The Moment Everything Changes

On a December afternoon in 2010, a 22-year-old East Stroudsburg University student collapsed while playing basketball at Koehler Fieldhouse. His heart stopped. No warning. No dramatic buildup. One moment he was on the court — the next, he was gone.

An AED placed through the Gregory W. Moyer Defibrillator Fund helped bring him back. That young man was me, Jackson Latimore. And the question I have asked myself every day since is not "why did I survive?" It is "what would have happened to the people who depended on me if I had not?"

The Mortgage Problem Nobody Talks About

According to LIMRA's 2023 Insurance Barometer Study, 41 percent of Americans say they do not have enough life insurance, and 50 percent of households with children under 18 say they would face financial hardship within six months if a primary wage earner died. Six months. Not six years.
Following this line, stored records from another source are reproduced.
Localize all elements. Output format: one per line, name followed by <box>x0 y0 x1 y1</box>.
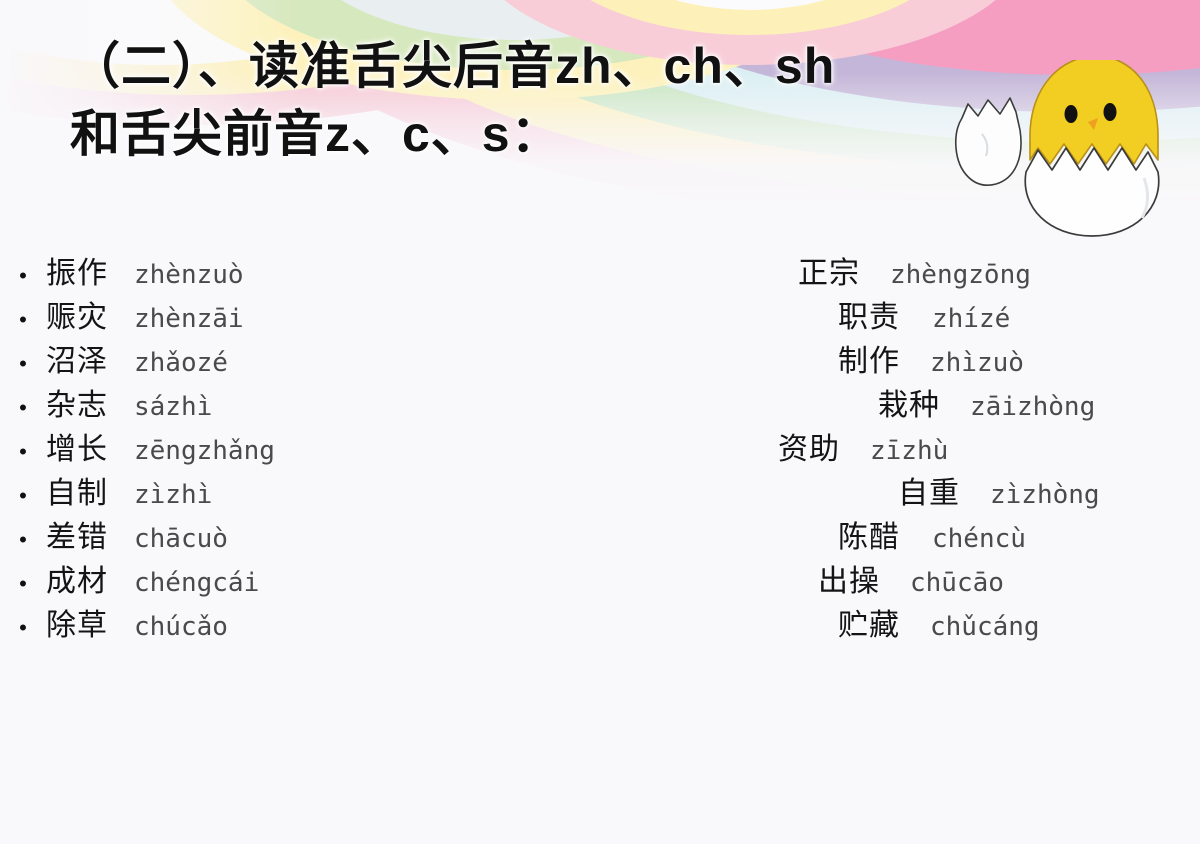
word-hanzi: 制作 <box>838 336 900 380</box>
sweep-white-mid <box>600 0 900 10</box>
word-hanzi: 正宗 <box>798 248 860 292</box>
list-item: •除草chúcǎo <box>0 600 520 644</box>
word-hanzi: 成材 <box>46 556 108 600</box>
page-title: （二）、读准舌尖后音zh、ch、sh和舌尖前音z、c、s： <box>70 32 1170 168</box>
word-pinyin: sázhì <box>134 392 212 422</box>
word-pinyin: zhènzuò <box>134 260 244 290</box>
left-word-list: •振作zhènzuò•赈灾zhènzāi•沼泽zhǎozé•杂志sázhì•增长… <box>0 248 520 644</box>
word-pinyin: chéngcái <box>134 568 259 598</box>
title-line-1: （二）、读准舌尖后音zh、ch、sh <box>70 38 835 94</box>
title-line-2: 和舌尖前音z、c、s： <box>70 106 562 162</box>
list-item: •成材chéngcái <box>0 556 520 600</box>
bullet-icon: • <box>0 430 46 474</box>
list-item: 贮藏chǔcáng <box>760 600 1200 644</box>
list-item: 栽种zāizhòng <box>760 380 1200 424</box>
word-pinyin: chúcǎo <box>134 612 228 642</box>
bullet-icon: • <box>0 342 46 386</box>
word-hanzi: 增长 <box>46 424 108 468</box>
bullet-icon: • <box>0 474 46 518</box>
word-hanzi: 出操 <box>818 556 880 600</box>
word-pinyin: zhìzuò <box>930 348 1024 378</box>
word-pinyin: zhènzāi <box>134 304 244 334</box>
word-pinyin: zìzhì <box>134 480 212 510</box>
list-item: 陈醋chéncù <box>760 512 1200 556</box>
word-pinyin: chācuò <box>134 524 228 554</box>
word-hanzi: 赈灾 <box>46 292 108 336</box>
word-hanzi: 振作 <box>46 248 108 292</box>
bullet-icon: • <box>0 254 46 298</box>
list-item: 正宗zhèngzōng <box>760 248 1200 292</box>
list-item: •沼泽zhǎozé <box>0 336 520 380</box>
list-item: 出操chūcāo <box>760 556 1200 600</box>
bullet-icon: • <box>0 298 46 342</box>
sweep-yellow-mid2 <box>540 0 960 35</box>
word-hanzi: 资助 <box>778 424 840 468</box>
right-word-list: 正宗zhèngzōng职责zhízé制作zhìzuò栽种zāizhòng资助zī… <box>760 248 1200 644</box>
word-hanzi: 杂志 <box>46 380 108 424</box>
list-item: •增长zēngzhǎng <box>0 424 520 468</box>
list-item: 自重zìzhòng <box>760 468 1200 512</box>
list-item: •差错chācuò <box>0 512 520 556</box>
list-item: •杂志sázhì <box>0 380 520 424</box>
word-hanzi: 陈醋 <box>838 512 900 556</box>
word-hanzi: 沼泽 <box>46 336 108 380</box>
list-item: •赈灾zhènzāi <box>0 292 520 336</box>
word-pinyin: chūcāo <box>910 568 1004 598</box>
bullet-icon: • <box>0 518 46 562</box>
word-hanzi: 差错 <box>46 512 108 556</box>
word-hanzi: 自制 <box>46 468 108 512</box>
slide-canvas: （二）、读准舌尖后音zh、ch、sh和舌尖前音z、c、s： •振作zhènzuò… <box>0 0 1200 844</box>
bullet-icon: • <box>0 606 46 650</box>
word-pinyin: zhǎozé <box>134 348 228 378</box>
word-pinyin: chéncù <box>932 524 1026 554</box>
word-pinyin: zīzhù <box>870 436 948 466</box>
word-pinyin: zìzhòng <box>990 480 1100 510</box>
word-hanzi: 贮藏 <box>838 600 900 644</box>
word-hanzi: 自重 <box>898 468 960 512</box>
list-item: 职责zhízé <box>760 292 1200 336</box>
word-pinyin: chǔcáng <box>930 612 1040 642</box>
word-hanzi: 除草 <box>46 600 108 644</box>
word-pinyin: zēngzhǎng <box>134 436 275 466</box>
word-hanzi: 栽种 <box>878 380 940 424</box>
bullet-icon: • <box>0 386 46 430</box>
list-item: •振作zhènzuò <box>0 248 520 292</box>
bullet-icon: • <box>0 562 46 606</box>
word-hanzi: 职责 <box>838 292 900 336</box>
word-pinyin: zāizhòng <box>970 392 1095 422</box>
list-item: 资助zīzhù <box>760 424 1200 468</box>
word-pinyin: zhèngzōng <box>890 260 1031 290</box>
word-pinyin: zhízé <box>932 304 1010 334</box>
list-item: 制作zhìzuò <box>760 336 1200 380</box>
list-item: •自制zìzhì <box>0 468 520 512</box>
Six months.

In Schuylkill, Luzerne, and Northumberland Counties — where median household incomes run well below the national average and where many families carry both a mortgage and a vehicle payment into their 40s and 50s — that six-month window is optimistic.

What Actually Happens When There Is No Plan

Week one: The surviving spouse must notify the bank, the insurance company, the vehicle lender, and the utility companies. Grief and logistics collide in the worst possible way.

Month two: The mortgage payment comes due. With one income gone and no death benefit, the surviving parent faces an immediate cash-flow crisis.

Month six: Savings are depleted. The surviving spouse faces a choice between keeping the house and keeping the kids in their school, or selling everything and starting over. Children lose not just a parent but their home, their neighborhood, and their stability in the same year.

What Life Insurance Actually Does

A properly structured life insurance policy does one thing above everything else: it buys your family time. Time to grieve without financial panic. Time for the surviving parent to make rational decisions. Time for your children to stay in the same school, the same neighborhood, the same life they knew.

A 35-year-old non-smoker in good health can typically secure $500,000 in coverage for less than $30 per month. That is less than a tank of gas — and a guarantee that your family keeps the house if the worst happens.

Decision Checklist — Is Your Family Protected?

  • Do you have a life insurance policy currently in force?
  • Does your death benefit cover at least 10× your annual income?
  • Does your policy term extend until your youngest child is 25 or your mortgage is paid off?
  • Does your surviving spouse know where the policy is and how to file a claim?
  • Have you reviewed your beneficiary designations in the last three years?
  • Do you have coverage for childcare costs in addition to income replacement?
  • If self-employed, is your business debt also covered?